Terkait jumlah utang yang harus diselesaikan, Uga mengungkap ada puluhan juta rupiah. Meski begitu, belum semua utang warga ke rentenir itu lunas.
"Kemarin kisaran yang sudah diselesaikan itu baru Rp 34,7 juta," ucapnya.
Uga menyebut ada tiga sumber dana untuk pelunasan utang warganya. Pertama berasal dari penggalangan dana di tingkat Karang Taruna Pedukuhan Warak dan Sawah.
"Kedua ada organisasi kemanusiaan Cahaya Insani di Pedukuhan Sawah, sudah berjalan beberapa tahun. Itu kan sistem penggalangan setiap pertemuan menggalang infak. Ketiga, berhubung rekan-rekan kami yang simpatisan terhadap istilahnya pembentur rentenir, hasil dari sisa mereka bekerja juga kita sumbangkan ke situ," ucapnya.

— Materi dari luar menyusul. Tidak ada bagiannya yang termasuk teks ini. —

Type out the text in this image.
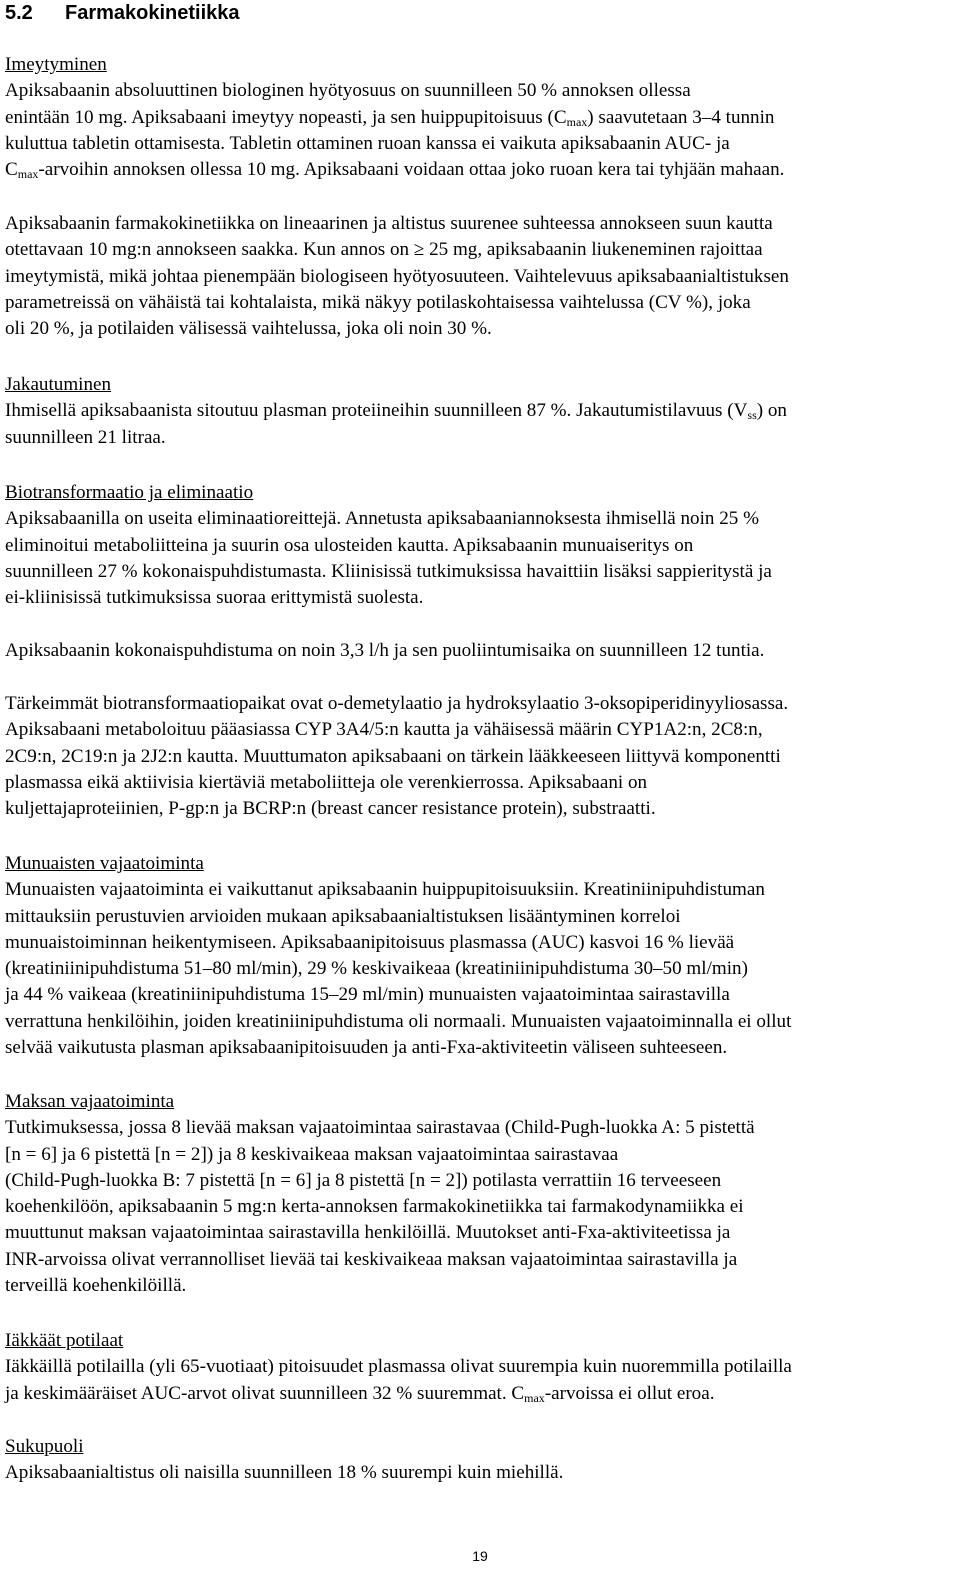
5.2 Farmakokinetiikka
Imeytyminen

Apiksabaanin absoluuttinen biologinen hyötyosuus on suunnilleen 50 % annoksen ollessa

enintään 10 mg. Apiksabaani imeytyy nopeasti, ja sen huippupitoisuus $(C_{max})$ saavutetaan 3–4 tunnin

kuluttua tabletin ottamisesta. Tabletin ottaminen ruoan kanssa ei vaikuta apiksabaanin AUC- ja

$C_{max}$-arvoihin annoksen ollessa 10 mg. Apiksabaani voidaan ottaa joko ruoan kera tai tyhjään mahaan.

Apiksabaanin farmakokinetiikka on lineaarinen ja altistus suurenee suhteessa annokseen suun kautta

otettavaan 10 mg:n annokseen saakka. Kun annos on ≥ 25 mg, apiksabaanin liukeneminen rajoittaa

imeytymistä, mikä johtaa pienempään biologiseen hyötyosuuteen. Vaihtelevuus apiksabaanialtistuksen

parametreissä on vähäistä tai kohtalaista, mikä näkyy potilaskohtaisessa vaihtelussa (CV %), joka

oli 20 %, ja potilaiden välisessä vaihtelussa, joka oli noin 30 %.

Jakautuminen

Ihmisellä apiksabaanista sitoutuu plasman proteiineihin suunnilleen 87 %. Jakautumistilavuus $(V_{ss})$ on

suunnilleen 21 litraa.

Biotransformaatio ja eliminaatio

Apiksabaanilla on useita eliminaatioreittejä. Annetusta apiksabaaniannoksesta ihmisellä noin 25 %

eliminoitui metaboliitteina ja suurin osa ulosteiden kautta. Apiksabaanin munuaiseritys on

suunnilleen 27 % kokonaispuhdistumasta. Kliinisissä tutkimuksissa havaittiin lisäksi sappieritystä ja

ei-kliinisissä tutkimuksissa suoraa erittymistä suolesta.

Apiksabaanin kokonaispuhdistuma on noin 3,3 l/h ja sen puoliintumisaika on suunnilleen 12 tuntia.

Tärkeimmät biotransformaatiopaikat ovat o-demetylaatio ja hydroksylaatio 3-oksopiperidinyyliosassa.

Apiksabaani metaboloituu pääasiassa CYP 3A4/5:n kautta ja vähäisessä määrin CYP1A2:n, 2C8:n,

2C9:n, 2C19:n ja 2J2:n kautta. Muuttumaton apiksabaani on tärkein lääkkeeseen liittyvä komponentti

plasmassa eikä aktiivisia kiertäviä metaboliitteja ole verenkierrossa. Apiksabaani on

kuljettajaproteiinien, P-gp:n ja BCRP:n (breast cancer resistance protein), substraatti.

Munuaisten vajaatoiminta

Munuaisten vajaatoiminta ei vaikuttanut apiksabaanin huippupitoisuuksiin. Kreatiniinipuhdistuman

mittauksiin perustuvien arvioiden mukaan apiksabaanialtistuksen lisääntyminen korreloi

munuaistoiminnan heikentymiseen. Apiksabaanipitoisuus plasmassa (AUC) kasvoi 16 % lievää

(kreatiniinipuhdistuma 51–80 ml/min), 29 % keskivaikeaa (kreatiniinipuhdistuma 30–50 ml/min)

ja 44 % vaikeaa (kreatiniinipuhdistuma 15–29 ml/min) munuaisten vajaatoimintaa sairastavilla

verrattuna henkilöihin, joiden kreatiniinipuhdistuma oli normaali. Munuaisten vajaatoiminnalla ei ollut

selvää vaikutusta plasman apiksabaanipitoisuuden ja anti-Fxa-aktiviteetin väliseen suhteeseen.

Maksan vajaatoiminta

Tutkimuksessa, jossa 8 lievää maksan vajaatoimintaa sairastavaa (Child-Pugh-luokka A: 5 pistettä

[n = 6] ja 6 pistettä [n = 2]) ja 8 keskivaikeaa maksan vajaatoimintaa sairastavaa

(Child-Pugh-luokka B: 7 pistettä [n = 6] ja 8 pistettä [n = 2]) potilasta verrattiin 16 terveeseen

koehenkilöön, apiksabaanin 5 mg:n kerta-annoksen farmakokinetiikka tai farmakodynamiikka ei

muuttunut maksan vajaatoimintaa sairastavilla henkilöillä. Muutokset anti-Fxa-aktiviteetissa ja

INR-arvoissa olivat verrannolliset lievää tai keskivaikeaa maksan vajaatoimintaa sairastavilla ja

terveillä koehenkilöillä.

Iäkkäät potilaat

Iäkkäillä potilailla (yli 65-vuotiaat) pitoisuudet plasmassa olivat suurempia kuin nuoremmilla potilailla

ja keskimääräiset AUC-arvot olivat suunnilleen 32 % suuremmat. $C_{max}$-arvoissa ei ollut eroa.

Sukupuoli

Apiksabaanialtistus oli naisilla suunnilleen 18 % suurempi kuin miehillä.

19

Uga mengatakan lembaganya mengambil alih utang para warga agar tidak terbebani rentenir. Besaran angsuran lembaganya pun menyesuaikan kemampuan warga tersebut.
"Ya memang betul (warga tetap harus mengembalikan uang), tapi sistem pengembalian kita begini. Misal Pedukuhan Warak sudah ada organisasi pengelola bernama Lestari dan di Pedukuhan Sawah Cahaya Insani," katanya.
"Jadi para peminjam itu tanggungannya masih beberapa itu ibaratnya kita tanggung, dalam arti kita juga tidak ada bunga, tidak dinaikkan, tapi angsurannya kita tanya kepada mereka. Jadi gini, sisa hasil suami njenengan dari hasil bekerja selama seminggu itu berapa untuk kebutuhan makan dan lainnya. Misal sisanya Rp 5 ribu ya itu yang digunakan untuk mengangsur," jelasnya.
Selain itu, pihaknya juga tidak menentukan batasan waktu terkait pelunasan utang itu. Hal ini dilakukan agar tidak membebani warga.
"Berhubung kita menyikapi belakangnya, kita tentukan seminggu sekali tapi tidak ditentukan (besaran uang yang dibayarkan), cuma sisanya kebutuhan sehari-hari berapa mampunya. Jadi kita sama sekali tidak menekan," ujarnya.